My home-server is running some aged hardware (Core i5-3450, software RAID1 on SATA disks) and often has problems when I run performance-intensive things like a compile-job besides "normal" services that run in the background (DNS, Web, DHCP, Mail, etc. etc.)

Recently I nearly trashed my system when a compile job got to nearly 100% CPU and in consequence the wait I/O skyrocketed as well and basically no other process could got any free resources anymore.

I read about cgroup2 and gave it a try.
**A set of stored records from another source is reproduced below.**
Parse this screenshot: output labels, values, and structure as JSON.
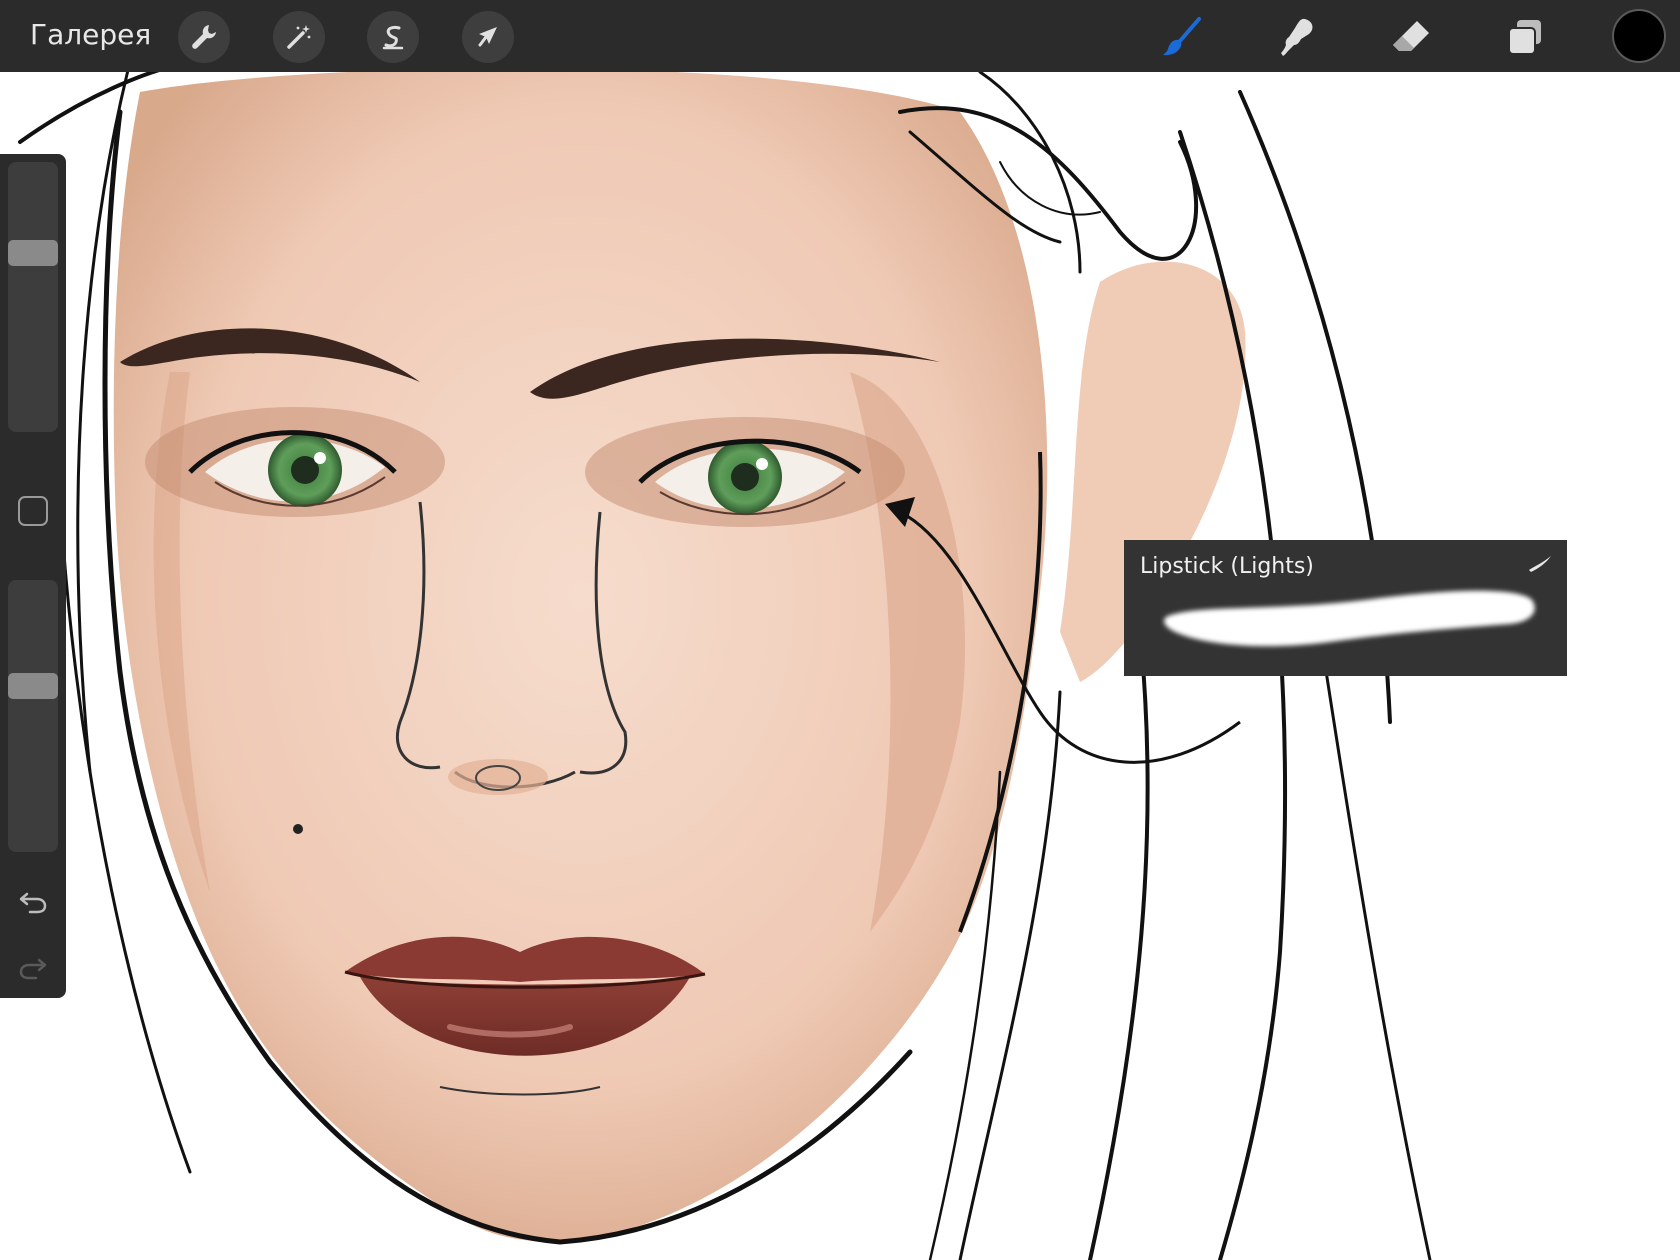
{
  "toolbar": {
    "gallery_label": "Галерея",
    "left_tools": [
      {
        "name": "actions",
        "icon": "wrench-icon"
      },
      {
        "name": "adjustments",
        "icon": "magic-wand-icon"
      },
      {
        "name": "selection",
        "icon": "selection-s-icon"
      },
      {
        "name": "transform",
        "icon": "arrow-cursor-icon"
      }
    ],
    "right_tools": [
      {
        "name": "brush",
        "icon": "brush-icon",
        "active": true
      },
      {
        "name": "smudge",
        "icon": "smudge-icon"
      },
      {
        "name": "eraser",
        "icon": "eraser-icon"
      },
      {
        "name": "layers",
        "icon": "layers-icon"
      }
    ],
    "active_color": "#000000",
    "accent_color": "#1a6bd8"
  },
  "sidebar": {
    "brush_size_level": 0.68,
    "opacity_level": 0.62,
    "modifier_icon": "square-modifier-icon",
    "undo_icon": "undo-icon",
    "redo_icon": "redo-icon"
  },
  "brush_popup": {
    "name": "Lipstick (Lights)",
    "preview_icon": "brush-stroke-preview-icon"
  }
}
Set the grub option systemd.unified_cgroup_hierarchy=1 and rebooted. Created a new cgroup, activated I/O and CPU controller and was able to throw my compiler's PID into the cgroup.procs and was able to successfully put it into the "background" running with only 5% CPU and not interfering with the rest of the system. The compile job nearly took forever (several days), but I didn't mind. However multiple times per day, suddenly my cpu.max setting vanished and the system got out of equilibrium again. After reading more about cgroup and systemd I believe it's because I did meddle with systemd controls and basically systemd seemed to reset my custom settings back to the default (cpu.max == 'max 1000000') which then started trashing my system.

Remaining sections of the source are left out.